La dernière livraison du « Global Trade Update » de la CNUCED (février 2026) révèle un séisme tarifaire. Si la nouvelle politique commerciale des États-Unis pénalise lourdement l’Afrique, elle dessine également une nouvelle carte d’opportunités stratégiques pour certains exportateurs du continent.

Un basculement historique de la politique commerciale américaineDepuis 2024, les États-Unis ont radicalement transformé leur accès au marché. Selon le rapport de la CNUCED, les droits de douane moyens ont bondi de 15 points de pourcentage.

Le changement le plus spectaculaire concerne le traitement de la Nation la plus favorisée (NPF) : Avant 2024, près de 66 % des importations entraient en franchise ou sous régime NPF. En 2026 : Ce chiffre s’est effondré à seulement 20 %. Ce nouveau régime ultra-différencié crée une fragmentation du système commercial mondial où chaque origine géographique est traitée différemment.

Les PMA africains entre résilience de l’AGOA et perte de compétitivité

Les Pays les Moins Avancés (PMA), dont font partie de nombreuses économies d’Afrique subsaharienne, sont les plus exposés. Ils subissent une hausse tarifaire moyenne de 18 points, soit plus que les économies avancées (+10 points). Le renouvellement de l’AGOA  (African Growth and Opportunity Act) pour une année limite la casse, mais ne peut empêcher la dégradation des « marges préférentielles relatives ». Dans plusieurs secteurs clés, la compétitivité africaine recule. Instruments de précision : -18 points, Machines et équipements : -8 points, Plastiques : -7 points. Aujourd’hui, les PMA africains accusent un désavantage global d’environ 2 points sur le marché américain.
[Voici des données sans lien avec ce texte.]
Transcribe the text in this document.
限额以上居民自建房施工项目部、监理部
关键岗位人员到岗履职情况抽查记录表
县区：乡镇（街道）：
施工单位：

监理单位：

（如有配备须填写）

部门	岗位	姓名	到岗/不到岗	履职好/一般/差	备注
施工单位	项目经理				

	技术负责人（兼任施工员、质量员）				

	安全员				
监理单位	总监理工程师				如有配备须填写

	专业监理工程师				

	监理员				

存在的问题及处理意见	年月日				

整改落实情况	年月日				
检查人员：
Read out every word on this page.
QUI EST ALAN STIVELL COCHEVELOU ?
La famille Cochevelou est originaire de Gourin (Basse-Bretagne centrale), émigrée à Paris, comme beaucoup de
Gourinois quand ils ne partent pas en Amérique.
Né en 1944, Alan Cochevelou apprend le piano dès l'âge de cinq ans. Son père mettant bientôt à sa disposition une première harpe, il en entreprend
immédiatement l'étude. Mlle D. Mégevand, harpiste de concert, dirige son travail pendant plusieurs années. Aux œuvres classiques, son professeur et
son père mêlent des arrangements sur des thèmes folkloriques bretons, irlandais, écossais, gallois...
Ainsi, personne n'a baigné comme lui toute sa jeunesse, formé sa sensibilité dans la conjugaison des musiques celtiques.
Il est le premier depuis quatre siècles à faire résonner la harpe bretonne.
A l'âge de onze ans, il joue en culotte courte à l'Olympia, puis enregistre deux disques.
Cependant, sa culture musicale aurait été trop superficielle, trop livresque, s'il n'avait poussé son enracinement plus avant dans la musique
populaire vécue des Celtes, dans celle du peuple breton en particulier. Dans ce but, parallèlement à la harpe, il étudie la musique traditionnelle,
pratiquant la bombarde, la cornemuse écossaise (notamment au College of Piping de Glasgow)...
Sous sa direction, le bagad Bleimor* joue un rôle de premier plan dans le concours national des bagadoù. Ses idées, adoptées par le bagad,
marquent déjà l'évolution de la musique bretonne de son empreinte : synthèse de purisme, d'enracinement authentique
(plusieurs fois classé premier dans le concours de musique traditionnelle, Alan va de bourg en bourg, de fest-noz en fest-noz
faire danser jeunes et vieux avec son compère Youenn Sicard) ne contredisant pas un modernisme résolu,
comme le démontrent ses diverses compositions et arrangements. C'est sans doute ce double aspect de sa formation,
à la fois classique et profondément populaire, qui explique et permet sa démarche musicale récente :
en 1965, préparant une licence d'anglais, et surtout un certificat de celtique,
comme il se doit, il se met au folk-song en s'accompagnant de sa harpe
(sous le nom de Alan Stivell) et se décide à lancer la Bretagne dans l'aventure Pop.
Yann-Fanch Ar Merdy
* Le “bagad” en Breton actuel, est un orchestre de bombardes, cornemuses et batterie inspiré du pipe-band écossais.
Le piège de la valeur ajoutée : Le cas du cacao

L’analyse de la filière cacao-chocolat illustre parfaitement le risque de désindustrialisation pour l’Afrique de l’Ouest. Le cacao brut continue d’entrer aux USA sans droits de douane (maintien de la spécialisation primaire). par contre, pour le chocolat transformé, les tarifs ont explosé. Ainsi, la Côte d’Ivoire et le Ghana voient leur compétitivité chuter de 7 à 9 points face à des concurrents comme le Canada ou la Belgique, mieux protégés par des accords bilatéraux.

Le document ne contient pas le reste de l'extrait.